We’re not even a full month into 2019 yet, and already we have the runaway contender for worst movie of the year. Truly, it will take a calamitous motion picture event to knock Serenity from its perch, and that’s not likely since the majority of the movie’s failure lies with the obscenely squandered cast. It isn’t every day you get two Oscar winners and two nominees together in one movie, trying to make sense of what can only be described as the most laughably deranged screenplay in recent years. And that counts last year’s godawful The Happytime Murders.

Matthew McConaughey, Anne Hathaway, Djimon Hounsou, and Diane Lane all somehow got coerced (or tricked) into signing up for this thing, and when all is said and done, you’ll either find yourself lamenting how the mighty are fallen or trying to figure out who they owed big.

And what’s worse (yes, there’s a “worse”) is that Serenity actually has the makings of a good (or at least decent) movie until it careens so entirely off the rails.

McConaughey stars as Baker Dill, a loner fishing guide who lives in a repurposed shipping container on the remote island of Plymouth (Mauritius, in real life) and spends his days taking rich jackasses out in his boat.

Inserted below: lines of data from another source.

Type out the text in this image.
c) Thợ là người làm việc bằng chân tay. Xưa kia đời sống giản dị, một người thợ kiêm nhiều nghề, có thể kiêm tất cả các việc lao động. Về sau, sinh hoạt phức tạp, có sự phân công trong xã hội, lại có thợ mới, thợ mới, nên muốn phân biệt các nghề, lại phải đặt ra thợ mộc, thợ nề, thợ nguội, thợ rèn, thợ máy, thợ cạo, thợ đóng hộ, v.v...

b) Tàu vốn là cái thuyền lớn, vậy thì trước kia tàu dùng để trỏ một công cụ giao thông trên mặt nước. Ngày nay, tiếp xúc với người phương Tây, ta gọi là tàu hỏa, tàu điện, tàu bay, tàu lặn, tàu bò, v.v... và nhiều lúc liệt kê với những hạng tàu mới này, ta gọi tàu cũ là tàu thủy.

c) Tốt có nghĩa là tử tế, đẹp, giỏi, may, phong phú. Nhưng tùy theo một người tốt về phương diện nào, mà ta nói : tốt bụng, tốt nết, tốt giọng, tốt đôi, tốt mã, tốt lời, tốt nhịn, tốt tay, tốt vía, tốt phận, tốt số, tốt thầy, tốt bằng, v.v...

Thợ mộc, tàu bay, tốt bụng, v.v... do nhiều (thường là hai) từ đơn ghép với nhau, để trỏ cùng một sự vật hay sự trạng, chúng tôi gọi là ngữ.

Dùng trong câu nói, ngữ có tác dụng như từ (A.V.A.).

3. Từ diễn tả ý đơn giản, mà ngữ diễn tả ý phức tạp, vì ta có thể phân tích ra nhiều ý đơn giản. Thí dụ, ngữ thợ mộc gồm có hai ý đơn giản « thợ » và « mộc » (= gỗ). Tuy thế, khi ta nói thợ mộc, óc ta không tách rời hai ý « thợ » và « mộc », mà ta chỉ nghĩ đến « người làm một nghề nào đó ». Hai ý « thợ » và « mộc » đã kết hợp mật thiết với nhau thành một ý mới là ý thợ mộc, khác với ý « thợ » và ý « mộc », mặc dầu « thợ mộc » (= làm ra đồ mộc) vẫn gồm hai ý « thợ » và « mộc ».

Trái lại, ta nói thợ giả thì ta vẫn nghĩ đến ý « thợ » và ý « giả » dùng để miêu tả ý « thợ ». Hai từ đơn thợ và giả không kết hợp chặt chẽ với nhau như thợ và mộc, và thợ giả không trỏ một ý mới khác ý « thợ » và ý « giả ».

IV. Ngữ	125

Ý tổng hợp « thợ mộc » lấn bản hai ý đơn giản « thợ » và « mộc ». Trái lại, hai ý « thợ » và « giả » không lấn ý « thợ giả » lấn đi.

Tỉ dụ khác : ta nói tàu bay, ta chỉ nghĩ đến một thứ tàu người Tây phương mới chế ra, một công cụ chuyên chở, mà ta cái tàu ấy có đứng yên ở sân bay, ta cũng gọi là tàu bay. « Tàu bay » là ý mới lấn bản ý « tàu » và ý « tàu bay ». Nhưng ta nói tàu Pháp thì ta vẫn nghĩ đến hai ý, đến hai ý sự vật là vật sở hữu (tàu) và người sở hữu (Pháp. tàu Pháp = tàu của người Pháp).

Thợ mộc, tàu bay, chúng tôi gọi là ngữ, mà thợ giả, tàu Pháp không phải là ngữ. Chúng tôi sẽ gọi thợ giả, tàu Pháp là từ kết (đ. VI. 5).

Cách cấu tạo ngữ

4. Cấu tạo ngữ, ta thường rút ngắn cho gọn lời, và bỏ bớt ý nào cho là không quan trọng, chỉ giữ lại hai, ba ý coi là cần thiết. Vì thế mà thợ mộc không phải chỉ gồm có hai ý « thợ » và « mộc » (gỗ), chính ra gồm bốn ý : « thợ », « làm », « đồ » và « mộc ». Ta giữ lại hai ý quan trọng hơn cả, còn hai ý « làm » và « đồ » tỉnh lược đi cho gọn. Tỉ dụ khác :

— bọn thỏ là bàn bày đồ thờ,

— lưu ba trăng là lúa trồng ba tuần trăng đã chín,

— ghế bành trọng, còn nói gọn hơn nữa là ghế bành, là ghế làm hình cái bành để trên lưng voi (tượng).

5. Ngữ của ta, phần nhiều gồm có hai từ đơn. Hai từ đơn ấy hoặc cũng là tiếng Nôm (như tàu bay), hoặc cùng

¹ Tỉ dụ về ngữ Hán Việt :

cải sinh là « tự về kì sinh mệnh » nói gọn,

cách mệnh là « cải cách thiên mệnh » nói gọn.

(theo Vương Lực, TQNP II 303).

At the same time he’s also hunting down his white whale—a gigantic tuna he’s named Justice. And when he’s not doing either of those things, he can usually be found in flagrante with Constance (Lane).

’Round about this time, rich socialite Karen (Hathaway) arrives on the scene, begging John (which is apparently Baker’s real name) to kill her husband Frank (Jason Clarke). Turns out she used to be with Baker (and they even had a kid together), but when Baker went off to war, she left him and took up with Frank. Frank, though, is worse than any jackass Baker has ever taken out on his boat—a creepy, ultra-possessive dude who Anne will pay Baker $10 million to dispatch.

Decent setup, right? It may be pretty standard for noir-ish, pulpy fare, but there’s at least a little bit of promise.

That feeling doesn’t last long, though.

Shortly after Karen’s arrival, we start to get the sense there’s something wonky afoot… and then, as the “big twist” slowly reveals itself, we’re left with little to think except: “Is this movie really going there? Seriously?” Alas, yes it is. And we haven’t even mentioned the weirdo accountant-guy wading through the surf in his three-piece suit.

I will begrudgingly give the cast some credit, since they actually seem to be putting forth some effort here, but there’s only so much they can do with lines like, “Around here everyone seems to know everything, but what if the truth is no one knows anything?”

Writer-director Steven Knight (who also wrote the less-than-mediocre Burnt and Allied) was probably going for something like Inception or Lost some other mind-bendy head-trip when he came up with Serenity, but whew, something not-so-funny happened on the way to the big screen. While I can easily see a certain (small) portion of the viewing populace looking at this as something so-bad-it’s-good, it’s not. It’s just bad. Plot holes abound, the twist results in nothing but confused looks followed by hefty eye rolls, and in the end none of it actually makes a lick of sense.

I’m sure one day years from now we’ll hear about how McConaughey lost a bet or that Hathaway had simply always wanted to visit Mauritius, but until then we’re left to sit and wonder how this trainwreck of a catastrophe ever came to be.